Yesterday I noticed several pages, stapled together with an illustration on the cover, lying on the coffee table. I picked it up and took a look. It was a short story, which I assumed was part of Iris's schoolwork which she'd brought home on the last day of school (Iris had brought home some similar documents, including one short story, "The Killing Dude", which had deeply disturbed the school's lower school librarian. I swear that I do not watch horror films with the children or worship Satan about the house; it comes to the child naturally. Maybe she'll be Clivette Barker when she grows up). I started reading it. It was a very well-written piece about a girl who had moved and was taking skating lessons.
Nine year-old Iris uber Alles walked into the room and freaked out. "You can't read that!" It turned out that it wasn't a school assignment; it was something she'd written recently on her own (she often uses computers to do some creative writing). She started crying uncontrollably and couldn't calm down or explain why she was upset. In yet another display of terrible parenting, I paid her ten dollars to let me finish reading the story (which was really very good; obviously writing comes naturally to her and equally obviously she has profited from her writing classes at 826 Valencia Street). She didn't stop crying for hours. I told her (and later her father reiterated) that, if she wants something to be private, for the love of God don't leave it on the frigging coffee table and that it was excellent and nothing to be embarrassed about, but our evening was ruined by all the uncontrollable crying.

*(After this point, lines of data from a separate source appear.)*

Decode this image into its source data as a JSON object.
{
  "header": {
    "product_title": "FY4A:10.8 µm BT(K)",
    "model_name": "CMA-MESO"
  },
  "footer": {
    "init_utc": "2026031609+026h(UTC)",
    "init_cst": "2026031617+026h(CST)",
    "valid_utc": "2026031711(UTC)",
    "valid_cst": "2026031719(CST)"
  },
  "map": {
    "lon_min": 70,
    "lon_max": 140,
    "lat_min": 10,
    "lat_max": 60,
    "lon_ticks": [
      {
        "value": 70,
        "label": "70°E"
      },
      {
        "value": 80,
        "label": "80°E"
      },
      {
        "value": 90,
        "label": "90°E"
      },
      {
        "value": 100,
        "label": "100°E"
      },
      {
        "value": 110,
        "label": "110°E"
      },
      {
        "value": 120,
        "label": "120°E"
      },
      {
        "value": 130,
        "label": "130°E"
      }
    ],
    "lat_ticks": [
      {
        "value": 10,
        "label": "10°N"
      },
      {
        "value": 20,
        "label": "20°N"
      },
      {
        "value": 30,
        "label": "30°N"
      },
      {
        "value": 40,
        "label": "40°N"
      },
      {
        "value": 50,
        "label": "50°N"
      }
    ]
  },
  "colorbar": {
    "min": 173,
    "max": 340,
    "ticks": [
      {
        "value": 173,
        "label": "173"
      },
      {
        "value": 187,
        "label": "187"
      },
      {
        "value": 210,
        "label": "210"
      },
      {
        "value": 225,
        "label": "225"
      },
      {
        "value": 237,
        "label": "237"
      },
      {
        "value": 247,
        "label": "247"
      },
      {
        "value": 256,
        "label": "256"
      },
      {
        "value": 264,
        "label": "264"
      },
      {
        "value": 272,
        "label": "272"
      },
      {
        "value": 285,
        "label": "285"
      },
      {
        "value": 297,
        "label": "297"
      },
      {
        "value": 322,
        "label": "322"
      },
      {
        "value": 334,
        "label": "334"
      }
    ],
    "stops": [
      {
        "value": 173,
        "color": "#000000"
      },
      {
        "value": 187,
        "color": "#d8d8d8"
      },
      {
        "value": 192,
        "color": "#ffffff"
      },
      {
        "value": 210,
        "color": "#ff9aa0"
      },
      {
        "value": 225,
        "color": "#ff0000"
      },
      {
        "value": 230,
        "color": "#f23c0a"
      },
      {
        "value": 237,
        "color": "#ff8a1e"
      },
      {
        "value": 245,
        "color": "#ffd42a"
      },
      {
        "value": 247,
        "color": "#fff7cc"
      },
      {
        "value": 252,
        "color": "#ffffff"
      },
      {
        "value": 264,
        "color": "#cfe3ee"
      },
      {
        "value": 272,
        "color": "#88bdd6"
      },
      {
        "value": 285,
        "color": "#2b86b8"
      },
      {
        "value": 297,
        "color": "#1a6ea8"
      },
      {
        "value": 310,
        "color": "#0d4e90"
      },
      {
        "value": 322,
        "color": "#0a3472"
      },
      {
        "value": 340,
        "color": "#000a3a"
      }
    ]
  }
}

Then six year-old Lola started playing the DvD of her recent dance recital. Lola had nagged me about this DvD repeatedly, saying "ISABELLE has a copy of it; why don't I?" and "I KNOW there is a DvD but I don't have it." I had finally picked it up that day, and Lola had eagerly asked permission to go watch it, but the moment it started playing, she freaked out crying uncontrollably (joining her older sister), saying that she was embarrassed and couldn't stand to watch herself. "So why the hell did you ask to put it on?" was my thought; "honey, just watch the parts you're not in" was my ineffectual attempt to calm her down. One might assume this was Lola's attempt to copy her older sister in the hopes of attention and ten dollars of her own, but she was upstairs while Iris had that freakout and got the payout and had witnessed only Iris's later inconsolable, inarticulated crying.
I went down to the kitchen and had a couple glasses of wine. The Sober Husband arrived home to a house filled with neurotic, crying, talented children and a very cranky wife. "We had a GOOD DAY," I tried to explain. "Right up until mid-afternoon, we had a GOOD DAY." The children wailed.
1 comment:
I think there's a category for that in "America's Got Talent" but the competition is fierce.